The idea with limits is,
We're trying to get them to a point where we can plug in the limiting value without having any problems.

Before, when we had our Delta x in the denominator, plugging in zero caused a problem.
Now that we've simplified it, we can plug our zero directly in!\[\Large\rm \lim_{\Delta x\to 0} 12+6\Delta x+\Delta x^2=12+0+0\]Understand how that works?

Answer 18

yes, i see

Answer 19

but then how does the x come together with the 12

Answer 20

So we have some function \(\Large\rm f(x)\).
The derivative of that function at x=2 represents the `slope` of the line tangent to f(x) there.

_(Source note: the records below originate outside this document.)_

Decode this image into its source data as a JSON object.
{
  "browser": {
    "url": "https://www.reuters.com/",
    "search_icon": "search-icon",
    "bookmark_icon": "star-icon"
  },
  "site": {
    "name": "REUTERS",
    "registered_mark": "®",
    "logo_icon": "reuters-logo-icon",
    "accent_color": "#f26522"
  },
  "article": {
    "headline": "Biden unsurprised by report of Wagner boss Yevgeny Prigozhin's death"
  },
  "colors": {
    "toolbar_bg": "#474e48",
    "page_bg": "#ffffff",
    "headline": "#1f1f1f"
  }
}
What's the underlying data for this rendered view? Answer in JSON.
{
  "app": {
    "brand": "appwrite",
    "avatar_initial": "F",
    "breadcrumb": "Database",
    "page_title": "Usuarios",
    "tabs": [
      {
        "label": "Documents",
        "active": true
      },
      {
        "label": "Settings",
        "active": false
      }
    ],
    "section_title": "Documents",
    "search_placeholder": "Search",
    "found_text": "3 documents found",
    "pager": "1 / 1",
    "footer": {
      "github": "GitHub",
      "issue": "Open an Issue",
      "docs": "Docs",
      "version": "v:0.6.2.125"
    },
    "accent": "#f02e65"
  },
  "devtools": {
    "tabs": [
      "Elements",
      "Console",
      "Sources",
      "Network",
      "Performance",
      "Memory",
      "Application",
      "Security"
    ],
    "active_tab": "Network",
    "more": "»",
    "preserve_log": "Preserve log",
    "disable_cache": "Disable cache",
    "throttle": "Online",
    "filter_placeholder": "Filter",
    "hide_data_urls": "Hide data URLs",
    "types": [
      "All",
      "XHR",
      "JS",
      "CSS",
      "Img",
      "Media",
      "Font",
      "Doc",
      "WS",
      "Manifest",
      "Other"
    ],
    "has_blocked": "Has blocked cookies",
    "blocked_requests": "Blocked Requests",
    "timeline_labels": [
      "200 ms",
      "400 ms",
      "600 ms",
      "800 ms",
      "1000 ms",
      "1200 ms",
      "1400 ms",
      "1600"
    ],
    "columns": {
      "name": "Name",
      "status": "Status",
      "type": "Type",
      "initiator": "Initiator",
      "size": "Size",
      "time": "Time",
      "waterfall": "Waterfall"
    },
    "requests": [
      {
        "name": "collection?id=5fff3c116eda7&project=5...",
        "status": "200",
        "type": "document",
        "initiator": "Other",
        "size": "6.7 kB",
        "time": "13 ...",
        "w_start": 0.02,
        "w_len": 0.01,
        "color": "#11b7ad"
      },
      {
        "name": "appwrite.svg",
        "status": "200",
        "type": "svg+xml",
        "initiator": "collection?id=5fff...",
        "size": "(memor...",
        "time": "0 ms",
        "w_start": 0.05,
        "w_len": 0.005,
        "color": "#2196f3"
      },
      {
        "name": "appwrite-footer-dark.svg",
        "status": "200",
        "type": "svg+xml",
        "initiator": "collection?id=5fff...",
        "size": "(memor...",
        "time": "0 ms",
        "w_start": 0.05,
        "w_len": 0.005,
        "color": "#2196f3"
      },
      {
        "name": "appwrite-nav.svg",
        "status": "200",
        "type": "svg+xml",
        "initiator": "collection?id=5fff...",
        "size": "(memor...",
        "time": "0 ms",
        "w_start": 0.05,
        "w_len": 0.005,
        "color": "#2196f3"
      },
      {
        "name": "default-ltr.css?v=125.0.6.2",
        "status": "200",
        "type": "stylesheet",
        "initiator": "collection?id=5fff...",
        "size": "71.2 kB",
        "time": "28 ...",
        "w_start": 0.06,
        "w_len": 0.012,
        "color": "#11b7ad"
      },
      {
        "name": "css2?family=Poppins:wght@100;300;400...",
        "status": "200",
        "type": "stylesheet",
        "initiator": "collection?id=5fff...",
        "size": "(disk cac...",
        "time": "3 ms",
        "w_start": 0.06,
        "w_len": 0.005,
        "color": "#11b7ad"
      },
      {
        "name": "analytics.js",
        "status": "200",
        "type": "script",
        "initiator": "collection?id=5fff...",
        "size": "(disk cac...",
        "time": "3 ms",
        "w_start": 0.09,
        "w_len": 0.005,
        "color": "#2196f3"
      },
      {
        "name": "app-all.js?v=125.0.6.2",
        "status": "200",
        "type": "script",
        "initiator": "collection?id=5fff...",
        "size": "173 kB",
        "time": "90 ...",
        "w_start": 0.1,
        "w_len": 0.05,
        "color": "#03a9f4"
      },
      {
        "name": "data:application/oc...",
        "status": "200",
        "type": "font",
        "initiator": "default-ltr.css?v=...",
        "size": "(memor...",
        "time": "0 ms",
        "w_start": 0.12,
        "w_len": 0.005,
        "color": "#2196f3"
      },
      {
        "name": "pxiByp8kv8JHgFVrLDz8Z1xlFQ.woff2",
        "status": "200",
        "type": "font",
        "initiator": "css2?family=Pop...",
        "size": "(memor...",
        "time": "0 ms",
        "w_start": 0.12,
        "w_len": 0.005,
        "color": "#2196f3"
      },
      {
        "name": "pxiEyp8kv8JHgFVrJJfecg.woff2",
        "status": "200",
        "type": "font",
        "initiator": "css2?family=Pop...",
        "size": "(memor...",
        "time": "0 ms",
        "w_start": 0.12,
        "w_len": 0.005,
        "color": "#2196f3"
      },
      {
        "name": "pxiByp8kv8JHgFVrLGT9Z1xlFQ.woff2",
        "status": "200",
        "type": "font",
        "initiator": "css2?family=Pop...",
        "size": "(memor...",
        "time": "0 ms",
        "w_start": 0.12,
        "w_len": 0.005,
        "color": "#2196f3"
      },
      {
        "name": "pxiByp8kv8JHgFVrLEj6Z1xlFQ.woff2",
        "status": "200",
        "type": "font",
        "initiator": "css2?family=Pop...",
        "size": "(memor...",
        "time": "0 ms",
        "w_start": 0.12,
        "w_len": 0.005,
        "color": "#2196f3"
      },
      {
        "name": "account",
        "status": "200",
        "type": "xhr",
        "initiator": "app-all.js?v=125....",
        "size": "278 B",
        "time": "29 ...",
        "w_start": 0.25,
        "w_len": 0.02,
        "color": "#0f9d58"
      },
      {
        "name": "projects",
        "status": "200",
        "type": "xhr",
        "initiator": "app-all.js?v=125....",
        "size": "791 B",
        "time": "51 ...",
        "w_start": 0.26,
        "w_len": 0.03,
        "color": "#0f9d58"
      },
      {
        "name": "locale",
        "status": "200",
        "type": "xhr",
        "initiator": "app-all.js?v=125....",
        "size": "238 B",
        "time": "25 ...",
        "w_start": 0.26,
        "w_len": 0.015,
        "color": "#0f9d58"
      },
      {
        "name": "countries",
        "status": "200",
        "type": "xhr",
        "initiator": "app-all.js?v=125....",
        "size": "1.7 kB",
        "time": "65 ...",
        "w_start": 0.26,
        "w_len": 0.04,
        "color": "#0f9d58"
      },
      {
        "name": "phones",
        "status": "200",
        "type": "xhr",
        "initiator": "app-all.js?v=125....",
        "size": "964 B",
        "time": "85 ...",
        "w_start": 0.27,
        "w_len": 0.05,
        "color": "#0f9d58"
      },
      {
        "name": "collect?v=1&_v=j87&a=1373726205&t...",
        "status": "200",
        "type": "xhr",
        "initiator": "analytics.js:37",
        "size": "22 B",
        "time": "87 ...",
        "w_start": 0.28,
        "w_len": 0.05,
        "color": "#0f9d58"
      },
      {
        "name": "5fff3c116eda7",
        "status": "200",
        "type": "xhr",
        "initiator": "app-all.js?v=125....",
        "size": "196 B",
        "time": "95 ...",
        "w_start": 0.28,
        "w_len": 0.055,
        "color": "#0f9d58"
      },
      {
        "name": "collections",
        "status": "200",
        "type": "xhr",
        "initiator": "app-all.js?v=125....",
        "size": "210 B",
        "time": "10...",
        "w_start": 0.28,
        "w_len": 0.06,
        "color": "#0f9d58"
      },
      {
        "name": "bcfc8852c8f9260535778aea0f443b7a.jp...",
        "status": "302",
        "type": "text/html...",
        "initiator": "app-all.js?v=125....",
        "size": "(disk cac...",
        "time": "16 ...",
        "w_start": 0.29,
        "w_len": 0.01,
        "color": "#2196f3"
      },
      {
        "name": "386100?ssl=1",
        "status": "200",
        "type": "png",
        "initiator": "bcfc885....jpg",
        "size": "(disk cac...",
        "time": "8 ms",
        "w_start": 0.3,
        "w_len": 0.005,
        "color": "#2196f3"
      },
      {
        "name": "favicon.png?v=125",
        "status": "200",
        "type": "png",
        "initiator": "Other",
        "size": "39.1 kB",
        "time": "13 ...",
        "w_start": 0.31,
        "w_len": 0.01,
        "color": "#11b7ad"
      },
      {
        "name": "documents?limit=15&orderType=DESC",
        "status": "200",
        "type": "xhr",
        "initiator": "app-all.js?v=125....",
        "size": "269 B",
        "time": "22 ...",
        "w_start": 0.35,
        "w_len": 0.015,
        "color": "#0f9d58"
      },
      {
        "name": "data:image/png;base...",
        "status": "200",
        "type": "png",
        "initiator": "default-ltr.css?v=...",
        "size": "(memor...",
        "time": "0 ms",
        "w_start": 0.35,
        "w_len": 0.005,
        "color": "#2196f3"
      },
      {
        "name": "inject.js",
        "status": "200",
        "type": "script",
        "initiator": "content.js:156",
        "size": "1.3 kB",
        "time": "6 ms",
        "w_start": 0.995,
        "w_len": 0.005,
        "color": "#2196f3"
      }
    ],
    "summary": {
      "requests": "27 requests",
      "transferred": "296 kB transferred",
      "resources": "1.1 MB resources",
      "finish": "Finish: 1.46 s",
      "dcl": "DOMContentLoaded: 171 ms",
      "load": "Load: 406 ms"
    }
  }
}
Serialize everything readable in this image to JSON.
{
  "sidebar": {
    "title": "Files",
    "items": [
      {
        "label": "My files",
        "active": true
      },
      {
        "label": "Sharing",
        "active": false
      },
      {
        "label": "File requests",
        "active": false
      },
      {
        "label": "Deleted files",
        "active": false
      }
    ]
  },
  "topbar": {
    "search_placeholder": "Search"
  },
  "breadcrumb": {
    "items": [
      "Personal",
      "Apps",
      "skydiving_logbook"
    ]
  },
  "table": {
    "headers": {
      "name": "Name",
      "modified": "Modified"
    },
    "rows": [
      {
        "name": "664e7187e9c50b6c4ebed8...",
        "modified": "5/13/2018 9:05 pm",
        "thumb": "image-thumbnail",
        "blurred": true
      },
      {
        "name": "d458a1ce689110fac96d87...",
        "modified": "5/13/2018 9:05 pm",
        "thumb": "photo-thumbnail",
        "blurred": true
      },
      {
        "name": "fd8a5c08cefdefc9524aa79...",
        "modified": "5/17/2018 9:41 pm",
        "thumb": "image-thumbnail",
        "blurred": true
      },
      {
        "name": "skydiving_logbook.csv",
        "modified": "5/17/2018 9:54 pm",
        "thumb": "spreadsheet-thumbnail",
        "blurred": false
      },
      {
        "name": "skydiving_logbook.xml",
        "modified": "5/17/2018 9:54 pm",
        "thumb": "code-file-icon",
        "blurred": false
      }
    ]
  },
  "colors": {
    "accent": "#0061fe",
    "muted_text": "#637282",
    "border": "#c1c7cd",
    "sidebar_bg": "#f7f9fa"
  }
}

So we're looking for some linear function which is tangent to f(x) at x=2.
\[\Large\rm y=\color{orangered}{m}x+b\]And we said that the `slope` of our tangent line is given by the derivative function.\[\Large\rm y=\color{orangered}{f'(2)}x+b\]

Answer 21

And we did all that hard work to find out that f'(2)=12.
That was the long process.\[\Large\rm y=\color{orangered}{12}x+b\]

Answer 22

Since this tangent line `touches` the function at x=2,
It means that the function and our line share the coordinate point there.

So they both pass through (2,8).
That means we can plug this point into our tangent line to solve for b, the y-intercept.

Answer 23

thank you very much very helpful